I completely know how you feel. Still, I tend to err on the side of latitude, and remembering that kids did not ask for their lives and time to be so divided.
For example, I hate portable video-game machines. I feel like kids (OK, our kids) spend more than enough time on the Wii and computers at home and should not be watching TV or playing video games while they're driving in the car, or walking next to you in a store, etc. I do not want them to lose the art of just TALKing and BEing with other people!

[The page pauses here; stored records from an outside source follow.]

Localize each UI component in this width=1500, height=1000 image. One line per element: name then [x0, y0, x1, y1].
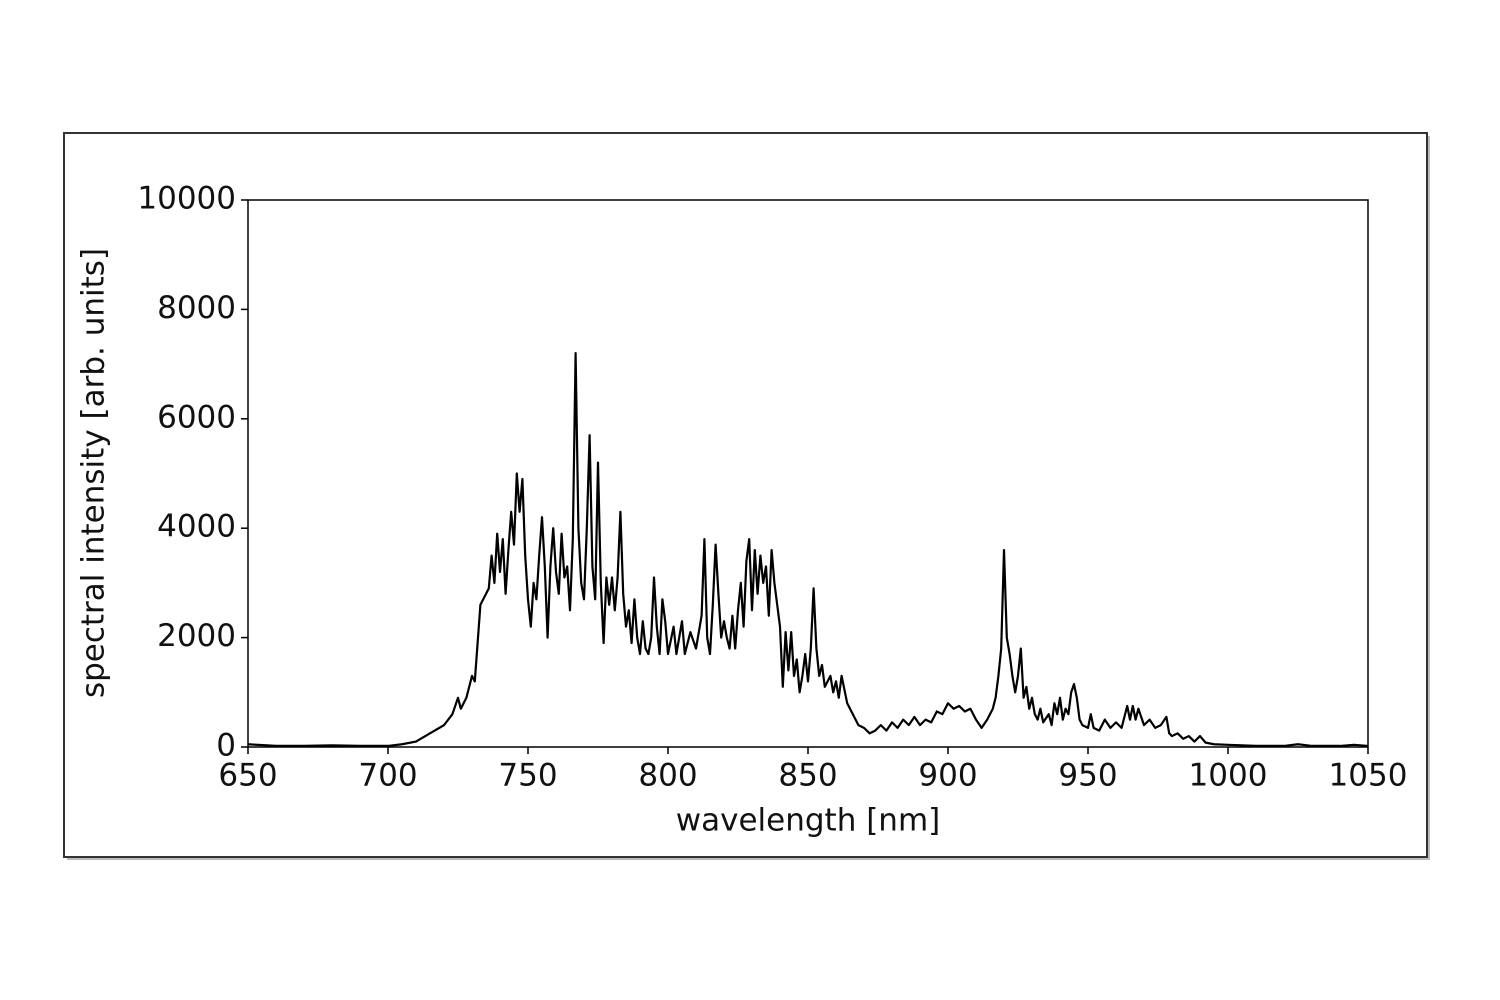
x-tick-label: 650 — [218, 758, 277, 794]
y-tick-label: 8000 — [157, 290, 236, 326]
x-tick-label: 1000 — [1189, 758, 1268, 794]
y-tick-label: 6000 — [157, 399, 236, 435]
x-tick-label: 800 — [638, 758, 697, 794]
frame — [63, 132, 1428, 858]
x-tick-label: 850 — [778, 758, 837, 794]
x-tick-label: 1050 — [1329, 758, 1408, 794]
x-tick-label: 950 — [1058, 758, 1117, 794]
y-tick-label: 2000 — [157, 618, 236, 654]
spectrum-line — [247, 352, 1369, 748]
y-tick-label: 0 — [216, 728, 236, 764]
x-tick-label: 700 — [358, 758, 417, 794]
x-tick-label: 750 — [498, 758, 557, 794]
x-tick-label: 900 — [918, 758, 977, 794]
y-axis-label: spectral intensity [arb. units] — [76, 248, 112, 698]
y-tick-label: 4000 — [157, 509, 236, 545]
x-axis-label: wavelength [nm] — [676, 803, 940, 839]
y-tick-label: 10000 — [137, 181, 236, 217]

So I was annoyed when DSS's Mom sent his PSP, to use at our house. But weighing my preferences and instincts about parenting against his perceived right to use and enjoy what his Mom bought him, the latter seemed to carry more weight. It doesn't always. When he was teetering between sometimes doing well in school and other times being a slacker and she bought him an I Hate School T-shirt, I felt that my parenting instincts carried more weight than her desire to be the "cool" parent and his BFF. But as far as the PSP...if we let him do SOME video-game type things anyway, we don't have to have complete control over it. He can play them on his PSP sometimes, if that's what he worked out with his Mom.
But our basic house rules still apply: He can't play games we don't allow (M games, or any where you're beating women or hunting down cops...hopefully those are all M!); and he can't be on it all the time! We don't have to be totalitarian and say he can't ever use it, because we don't like it. But he is still not allowed to replace interactions with family and friends, and playing outside, with some electronic device stuck in front of his face. (So I think he finds it more gratifying, to have the PSP at his Mom's...)
Perhaps you could let your SD bring the item to your house, if she wants, but still have sensible rules about where/how she's allowed to use it, so it doesn't get broken or completely trample your way of life.
If it's more a matter of teaching financial priorities and you don't like the message it sends, for kids to own one of these, I DO think it's possible to discuss different values without denigrating the other parent. I do it all the time, since we are very middle-class and my ex (my teenage sons' Dad) is very wealthy. I don't want my sons - as they make their way in the world and decide for themselves what their views and priorities are - to think we live the way we do only because we can't afford to live like their Dad does. I mean, certainly SOME of how we live is because we can't afford better, but I want them to understand that even if we could, DH and I would not buy new cars, or vehicles that cost as much as some families' houses; and that the reason they don't each have a giant, flat-screen TV on their bedroom wall is NOT JUST because we can't afford it! I preface discussions with a reminder that I like their Dad & Step-Mom very much and think they're good parents; and that there's more than one valid way to look at the world. I want the boys to understand mine, but that doesn't mean their Dad is BAD, if he sees things differently from me.